Afghanistan: Joe Biden’s 1st Failure

Because he fixed the deadline for withdrawing American troops from the country without foreseeing how quickly the Taliban would return, the president of the United States is now facing the first serious crisis of his presidency.

The American presence in Afghanistan began in October 2001, under George W. Bush’s presidency, by shooting high-tech cruise missiles at al-Qaida’s terrorist training camps — camps that had the Taliban’s protection. The goal was to annihilate the organization responsible for 9/11. Operation Enduring Freedom was deemed a success in three weeks. It ended 20 years later with a chaotic withdrawal, pitiful and rash, negotiated with the same Taliban that Operation Enduring Freedom had chased out.

Because he fixed the deadline for the withdrawal without foreseeing how quickly the Taliban would return, Joe Biden is facing the first serious political crisis of his presidency. Seven months ago, he was nonetheless a president praised for his vast foreign policy experience moving into the White House. Quickly, while focusing on the COVID-19 crisis, he worked to break with his predecessor’s diplomacy by putting the United States back on track to multilateralism.

But the break was not complete. When it came to China and Afghanistan in particular, the Democratic president opted for continuity. Determined to bring all American troops home with his reelection in mind, Donald Trump began negotiations with the Taliban in Qatar. Those negotiations led to a not-so-glorious agreement, recognized by then-Secretary of State Mike Pompeo with his visit to Doha in February 2020. The agreement, which the Taliban did not respect on their end and which is largely responsible for the current disaster, planned on American troops leaving.

Big Mistakes

Biden did not have to honor the agreement. But his opposition to being in Afghanistan is long-standing and deeply held. He thought that public opinion, which had lost interest in this country, was on his side. Only 2,500 troops remained, whereas there had once been 100,000. All he did was redo the timeline for departure.
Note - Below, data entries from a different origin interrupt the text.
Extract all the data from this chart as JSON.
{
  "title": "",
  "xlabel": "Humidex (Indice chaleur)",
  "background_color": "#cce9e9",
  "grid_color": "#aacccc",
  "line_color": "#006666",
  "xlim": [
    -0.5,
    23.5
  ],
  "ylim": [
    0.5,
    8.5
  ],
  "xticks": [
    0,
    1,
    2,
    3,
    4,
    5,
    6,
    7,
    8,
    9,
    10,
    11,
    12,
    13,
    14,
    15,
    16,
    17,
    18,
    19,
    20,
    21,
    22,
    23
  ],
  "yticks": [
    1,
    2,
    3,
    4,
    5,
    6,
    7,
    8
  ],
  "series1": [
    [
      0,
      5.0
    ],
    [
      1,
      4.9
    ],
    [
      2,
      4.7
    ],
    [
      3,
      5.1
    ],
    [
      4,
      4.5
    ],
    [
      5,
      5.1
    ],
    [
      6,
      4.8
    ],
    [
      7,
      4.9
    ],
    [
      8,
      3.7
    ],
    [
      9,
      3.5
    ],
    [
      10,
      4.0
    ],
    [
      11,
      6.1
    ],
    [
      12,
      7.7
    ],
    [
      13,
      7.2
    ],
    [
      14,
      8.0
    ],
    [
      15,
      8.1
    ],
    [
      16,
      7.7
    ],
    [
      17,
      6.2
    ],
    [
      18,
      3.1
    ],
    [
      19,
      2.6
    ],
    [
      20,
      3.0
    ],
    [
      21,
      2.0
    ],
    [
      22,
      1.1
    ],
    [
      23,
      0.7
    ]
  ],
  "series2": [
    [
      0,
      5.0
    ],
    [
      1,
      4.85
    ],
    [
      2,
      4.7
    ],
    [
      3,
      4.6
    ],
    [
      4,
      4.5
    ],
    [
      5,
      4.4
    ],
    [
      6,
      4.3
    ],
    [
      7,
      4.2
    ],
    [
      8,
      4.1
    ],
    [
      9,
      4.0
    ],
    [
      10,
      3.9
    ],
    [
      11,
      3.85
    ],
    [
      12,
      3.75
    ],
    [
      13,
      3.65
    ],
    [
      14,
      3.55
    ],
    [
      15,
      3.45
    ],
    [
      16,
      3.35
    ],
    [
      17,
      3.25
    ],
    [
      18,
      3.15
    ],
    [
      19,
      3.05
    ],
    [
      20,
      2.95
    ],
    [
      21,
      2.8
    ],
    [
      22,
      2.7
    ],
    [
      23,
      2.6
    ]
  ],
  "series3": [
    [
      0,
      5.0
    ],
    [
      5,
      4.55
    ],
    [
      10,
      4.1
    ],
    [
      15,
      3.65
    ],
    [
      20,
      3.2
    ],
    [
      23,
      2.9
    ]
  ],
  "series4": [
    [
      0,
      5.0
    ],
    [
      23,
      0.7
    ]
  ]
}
But while the decision to withdraw was consensual, its execution was marred by big mistakes — mistakes for which Biden and his administration must answer. First, there is the firmness of the deadline. By fixing the symbolic date of Sept. 11, marking the 20th anniversary of the attacks rather than tying the withdrawal to a series of conditions that had to be met, it forced the military to orchestrate the withdrawal right in the middle of fighting season, which was in the Taliban’s favor.

Then there is the sequencing of the operations. The decision, hard to understand, to evacuate members of the military before civilians proved to be catastrophic when Kabul fell and forced the Pentagon to send 6,000 troops into danger in order to hold the airport. There is also the absence of consultation with European allies, who are nonetheless involved. And finally, the errors in judgment when it came to how quickly the Taliban would advance.

Despite his reputation for empathy and compassion, Biden seemed particularly without these qualities when the crisis began and dramatic images of evacuations flooded our screens. His people are already evaluating this fiasco’s impact on his popularity and that of the Democratic Party. The most pressing thing, however, is to continue with evacuations from Kabul in a manner worthy of the world’s largest power.